Since 1970, it sure is a good thing that defense spending as a percentage of the GDP has trended down substantially and that non-defense discretionary spending has come down a bit, because entitlement spending has climbed prodigiously.  Entitlement spending has no constitutional basis and no basis in the legitimate function of government as defined in the Declaration of Independence.  It is generally funded by the theft of the fruits of the productive work of Americans so that it can be rerouted to those favored politically by those who lust for the power to distribute the money.  This huge expansion of entitlement spending makes the so-called beneficiaries dependent upon the government, which suits the government just fine.


An appreciation of the degree to which our government has become one dominated by special interests would not be realistic if we did not acknowledge the huge increase in federal subsidy programs shown above.
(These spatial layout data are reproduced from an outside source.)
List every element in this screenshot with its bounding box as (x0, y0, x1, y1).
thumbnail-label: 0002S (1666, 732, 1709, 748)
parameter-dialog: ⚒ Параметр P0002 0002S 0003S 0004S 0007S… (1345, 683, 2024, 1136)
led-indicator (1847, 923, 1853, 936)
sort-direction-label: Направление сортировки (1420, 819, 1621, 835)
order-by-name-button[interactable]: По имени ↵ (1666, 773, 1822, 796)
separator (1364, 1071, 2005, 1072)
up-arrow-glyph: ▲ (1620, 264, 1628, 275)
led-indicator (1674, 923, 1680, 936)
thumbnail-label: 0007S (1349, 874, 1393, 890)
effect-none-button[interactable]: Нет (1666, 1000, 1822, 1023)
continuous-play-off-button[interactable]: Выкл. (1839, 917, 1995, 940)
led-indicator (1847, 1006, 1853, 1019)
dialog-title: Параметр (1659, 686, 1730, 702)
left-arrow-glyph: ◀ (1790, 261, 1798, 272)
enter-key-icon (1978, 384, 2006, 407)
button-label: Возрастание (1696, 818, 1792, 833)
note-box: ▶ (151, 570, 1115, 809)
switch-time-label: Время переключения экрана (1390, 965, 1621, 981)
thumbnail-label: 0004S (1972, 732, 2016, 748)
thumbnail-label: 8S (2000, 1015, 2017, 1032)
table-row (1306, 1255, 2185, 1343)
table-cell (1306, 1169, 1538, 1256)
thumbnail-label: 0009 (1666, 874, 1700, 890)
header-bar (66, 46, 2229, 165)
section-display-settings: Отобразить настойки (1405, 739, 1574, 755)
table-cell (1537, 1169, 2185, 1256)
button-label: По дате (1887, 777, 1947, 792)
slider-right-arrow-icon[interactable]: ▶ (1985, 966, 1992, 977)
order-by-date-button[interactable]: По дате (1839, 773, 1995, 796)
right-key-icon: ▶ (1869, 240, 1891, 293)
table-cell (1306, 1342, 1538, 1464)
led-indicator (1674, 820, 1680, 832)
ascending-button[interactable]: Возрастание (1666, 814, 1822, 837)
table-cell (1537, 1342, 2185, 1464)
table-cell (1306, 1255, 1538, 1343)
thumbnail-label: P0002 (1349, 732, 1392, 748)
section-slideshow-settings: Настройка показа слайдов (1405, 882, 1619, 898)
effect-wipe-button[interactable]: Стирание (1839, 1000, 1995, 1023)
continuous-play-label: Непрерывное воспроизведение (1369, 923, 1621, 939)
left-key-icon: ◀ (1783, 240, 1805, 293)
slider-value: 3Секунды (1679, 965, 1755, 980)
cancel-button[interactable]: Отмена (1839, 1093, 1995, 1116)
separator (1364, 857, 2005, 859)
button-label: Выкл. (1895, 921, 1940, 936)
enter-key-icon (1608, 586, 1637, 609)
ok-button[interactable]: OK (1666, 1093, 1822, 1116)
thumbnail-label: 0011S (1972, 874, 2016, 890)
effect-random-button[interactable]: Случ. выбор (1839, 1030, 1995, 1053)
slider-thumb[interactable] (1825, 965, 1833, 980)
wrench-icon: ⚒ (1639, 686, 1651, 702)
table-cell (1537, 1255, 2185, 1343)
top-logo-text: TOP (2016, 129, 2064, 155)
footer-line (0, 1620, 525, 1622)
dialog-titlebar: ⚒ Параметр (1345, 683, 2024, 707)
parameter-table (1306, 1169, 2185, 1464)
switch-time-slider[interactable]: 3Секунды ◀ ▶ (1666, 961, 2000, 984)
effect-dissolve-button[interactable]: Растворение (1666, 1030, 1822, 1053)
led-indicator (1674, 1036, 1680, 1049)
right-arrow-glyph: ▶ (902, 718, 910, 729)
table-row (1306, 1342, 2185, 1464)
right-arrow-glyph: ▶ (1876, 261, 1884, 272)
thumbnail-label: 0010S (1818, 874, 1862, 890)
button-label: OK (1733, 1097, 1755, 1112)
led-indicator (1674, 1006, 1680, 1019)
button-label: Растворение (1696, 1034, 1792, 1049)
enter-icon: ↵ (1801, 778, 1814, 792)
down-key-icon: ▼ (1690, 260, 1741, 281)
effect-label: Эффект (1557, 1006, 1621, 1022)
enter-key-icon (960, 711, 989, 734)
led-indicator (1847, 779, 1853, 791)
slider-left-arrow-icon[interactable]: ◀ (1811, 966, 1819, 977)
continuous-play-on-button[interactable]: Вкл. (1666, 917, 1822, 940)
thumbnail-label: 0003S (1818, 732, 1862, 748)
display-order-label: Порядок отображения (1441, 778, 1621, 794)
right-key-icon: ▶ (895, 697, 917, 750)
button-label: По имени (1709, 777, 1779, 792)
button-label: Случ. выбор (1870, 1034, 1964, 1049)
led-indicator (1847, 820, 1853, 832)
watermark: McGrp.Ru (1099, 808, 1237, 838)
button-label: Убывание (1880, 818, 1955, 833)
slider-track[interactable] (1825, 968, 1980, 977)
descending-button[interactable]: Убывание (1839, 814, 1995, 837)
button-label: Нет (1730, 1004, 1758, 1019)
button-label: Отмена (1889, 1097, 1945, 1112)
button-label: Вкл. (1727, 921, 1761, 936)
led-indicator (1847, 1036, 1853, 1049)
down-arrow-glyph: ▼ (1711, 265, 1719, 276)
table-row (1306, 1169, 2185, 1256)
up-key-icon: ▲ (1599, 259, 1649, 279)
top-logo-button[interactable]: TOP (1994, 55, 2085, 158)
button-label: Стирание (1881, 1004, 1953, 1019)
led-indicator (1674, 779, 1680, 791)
This final graph is the number of pages in the Federal Register from Wayne Crews' Ten Thousand Commandments 2016 report from the Competitive Enterprise Institute. In the 1940s and the 1950s the total number of pages of final regulations in the Federal Register for the decade were running at about 110,00 pages a decade.  In the decade from 2001 -2010 the number of pages had grown to 730,176.  Presumably, the government considers it our duty to have read all of these regulations so that we might abide by them.  Did you do your government mandated duty?  Remember, ignorance is no defense for violating the law or any regulation.  More and more of the binding regulations or the interpretation of the regulations can only be found in court proceedings or in website announcements of the thousands of government regulatory agencies, which the government itself cannot enumerate. Good luck you lost, ignorant soul if the government decides to come after you.  Do you trust the likes of Obama, Hillary, or The Donald not to do so?
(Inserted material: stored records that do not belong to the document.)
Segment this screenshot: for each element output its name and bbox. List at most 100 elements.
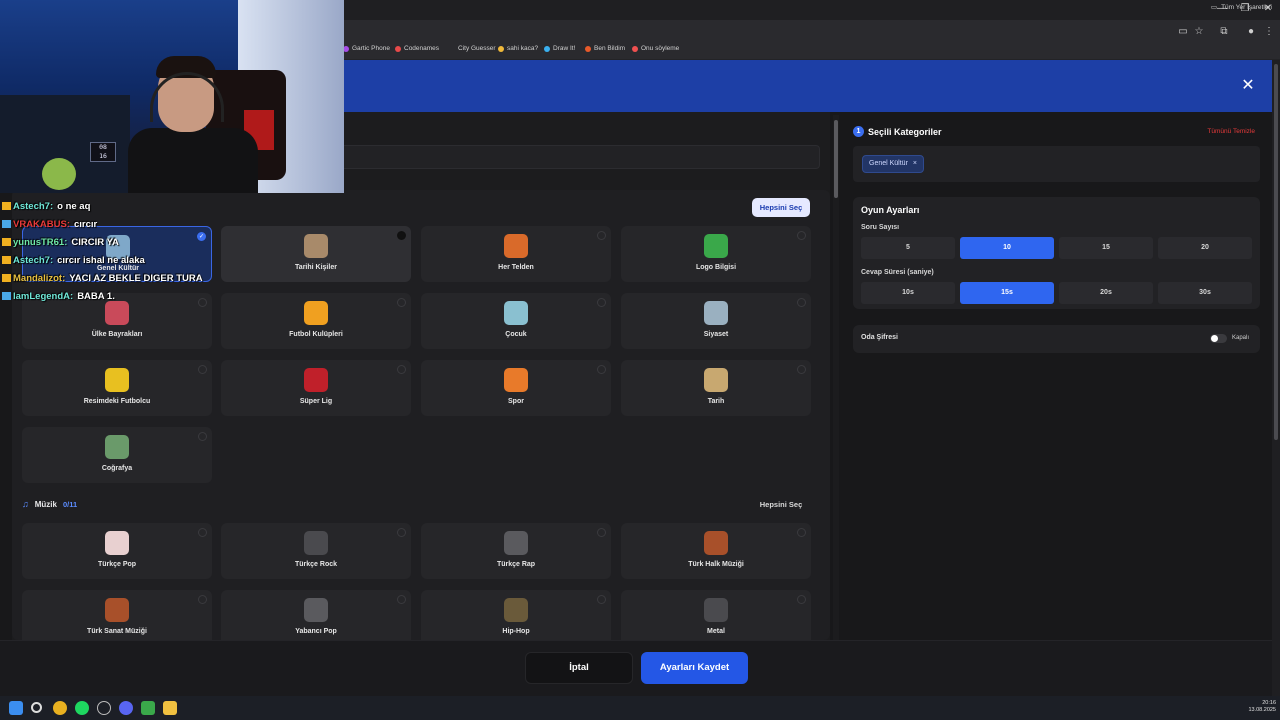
category-tile[interactable]: Her Telden [421, 226, 611, 282]
category-tile[interactable]: Yabancı Pop [221, 590, 411, 646]
category-label: Yabancı Pop [295, 628, 337, 635]
category-label: Türk Sanat Müziği [87, 628, 147, 635]
app-icon[interactable] [97, 701, 111, 715]
category-label: Her Telden [498, 264, 534, 271]
option-button[interactable]: 10s [861, 282, 955, 304]
question-count-label: Soru Sayısı [861, 224, 900, 231]
crown-badge-icon [2, 292, 11, 300]
chat-text: YACI AZ BEKLE DIGER TURA [69, 272, 203, 284]
bookmark-item[interactable]: Codenames [395, 45, 439, 52]
clear-all-button[interactable]: Tümünü Temizle [1180, 128, 1255, 135]
category-label: Hip-Hop [502, 628, 530, 635]
modal-close-button[interactable]: ✕ [1240, 78, 1256, 94]
option-button[interactable]: 30s [1158, 282, 1252, 304]
bookmark-item[interactable]: sahi kaca? [498, 45, 538, 52]
discord-icon[interactable] [119, 701, 133, 715]
bookmark-item[interactable]: Draw It! [544, 45, 575, 52]
category-tile[interactable]: Siyaset [621, 293, 811, 349]
profile-icon[interactable]: ● [1244, 25, 1258, 39]
select-indicator [198, 432, 207, 441]
chat-message: Mandalizot: YACI AZ BEKLE DIGER TURA [2, 269, 332, 287]
star-icon[interactable]: ☆ [1192, 25, 1206, 39]
category-label: Türkçe Pop [97, 561, 137, 568]
category-label: Siyaset [703, 331, 729, 338]
answer-time-label: Cevap Süresi (saniye) [861, 269, 934, 276]
music-select-all-button[interactable]: Hepsini Seç [752, 500, 810, 512]
bookmark-item[interactable]: City Guesser [449, 45, 496, 52]
bookmark-favicon-icon [585, 45, 591, 52]
category-icon [304, 368, 328, 392]
bookmark-label: Codenames [404, 45, 440, 52]
category-label: Türkçe Rap [496, 561, 536, 568]
select-indicator [597, 528, 606, 537]
bookmark-item[interactable]: Gartic Phone [343, 45, 390, 52]
option-button[interactable]: 5 [861, 237, 955, 259]
category-tile[interactable]: Spor [421, 360, 611, 416]
os-taskbar [0, 696, 1280, 720]
category-icon [704, 368, 728, 392]
select-indicator [597, 231, 606, 240]
category-tile[interactable]: Süper Lig [221, 360, 411, 416]
folder-icon[interactable] [163, 701, 177, 715]
music-section-header: ♫ Müzik 0/11 [22, 499, 77, 509]
category-tile[interactable]: Hip-Hop [421, 590, 611, 646]
category-tile[interactable]: Resimdeki Futbolcu [22, 360, 212, 416]
crown-badge-icon [2, 238, 11, 246]
chat-message: Astech7: o ne aq [2, 197, 332, 215]
select-indicator [198, 365, 207, 374]
bookmark-label: Onu söyleme [641, 45, 680, 52]
category-tile[interactable]: Logo Bilgisi [621, 226, 811, 282]
page-scrollbar-thumb[interactable] [1274, 64, 1278, 440]
cancel-button[interactable]: İptal [525, 652, 633, 684]
cast-icon[interactable]: ▭ [1176, 25, 1190, 39]
chat-text: cırcır ishal ne alaka [57, 254, 145, 266]
category-tile[interactable]: Türkçe Pop [22, 523, 212, 579]
bookmark-label: sahi kaca? [507, 45, 539, 52]
category-label: Türk Halk Müziği [688, 561, 744, 568]
category-tile[interactable]: Coğrafya [22, 427, 212, 483]
chat-message: yunusTR61: CIRCIR YA [2, 233, 332, 251]
category-tile[interactable]: Türk Halk Müziği [621, 523, 811, 579]
room-password-label: Oda Şifresi [861, 334, 898, 341]
option-button[interactable]: 20 [1158, 237, 1252, 259]
category-tile[interactable]: Metal [621, 590, 811, 646]
chip-remove-icon[interactable]: × [913, 156, 917, 172]
spotify-icon[interactable] [75, 701, 89, 715]
taskbar-clock: 20:16 13.08.2025 [1236, 700, 1276, 714]
category-tile[interactable]: Türk Sanat Müziği [22, 590, 212, 646]
select-indicator [397, 298, 406, 307]
general-select-all-button[interactable]: Hepsini Seç [752, 198, 810, 217]
bookmark-favicon-icon [395, 45, 401, 52]
menu-icon[interactable]: ⋮ [1262, 25, 1276, 39]
windows-start-icon[interactable] [9, 701, 23, 715]
category-icon [704, 531, 728, 555]
category-tile[interactable]: Türkçe Rap [421, 523, 611, 579]
category-tile[interactable]: Tarih [621, 360, 811, 416]
option-button[interactable]: 15s [960, 282, 1054, 304]
bookmark-item[interactable]: Ben Bildim [585, 45, 625, 52]
category-label: Çocuk [505, 331, 527, 338]
minecraft-icon[interactable] [141, 701, 155, 715]
extensions-icon[interactable]: ⧉ [1217, 25, 1231, 39]
category-label: Coğrafya [101, 465, 133, 472]
chat-username: Astech7: [13, 200, 54, 212]
music-icon: ♫ [22, 499, 29, 509]
search-icon[interactable] [31, 702, 42, 713]
category-tile[interactable]: Türkçe Rock [221, 523, 411, 579]
chrome-icon[interactable] [53, 701, 67, 715]
category-search-input[interactable] [340, 145, 820, 169]
chat-message: VRAKABUS: cırcır [2, 215, 332, 233]
select-indicator [397, 595, 406, 604]
save-settings-button[interactable]: Ayarları Kaydet [641, 652, 748, 684]
option-button[interactable]: 20s [1059, 282, 1153, 304]
category-scrollbar-thumb[interactable] [834, 120, 838, 198]
bookmark-item[interactable]: Onu söyleme [632, 45, 679, 52]
selected-chip[interactable]: Genel Kültür × [862, 155, 925, 173]
chat-text: o ne aq [57, 200, 91, 212]
modal-footer [0, 640, 1272, 696]
chip-label: Genel Kültür [869, 160, 908, 167]
option-button[interactable]: 10 [960, 237, 1054, 259]
all-bookmarks[interactable]: ▭ Tüm Yer İşaretleri [1211, 3, 1272, 12]
option-button[interactable]: 15 [1059, 237, 1153, 259]
category-tile[interactable]: Çocuk [421, 293, 611, 349]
Oh that we might be free!  It would be incredibly wonderful to celebrate the 4th of July as a free man.
It would be a joy to be among free men who had maintained the principles of freedom set forth in the Declaration of Independence and then largely implemented in the Constitution of 1787 and the Bill of Rights in 1791.  To live in a society based on the free trade of values in a rich and robust private sector rather than one dominated by the forceful taking of wealth and service by governments would be to live in a genuinely life-sustaining society.  It is not possible to imagine how much our standard of living would be improved with the flowering of productivity, creativity, justice, and benevolence one would find in such a society.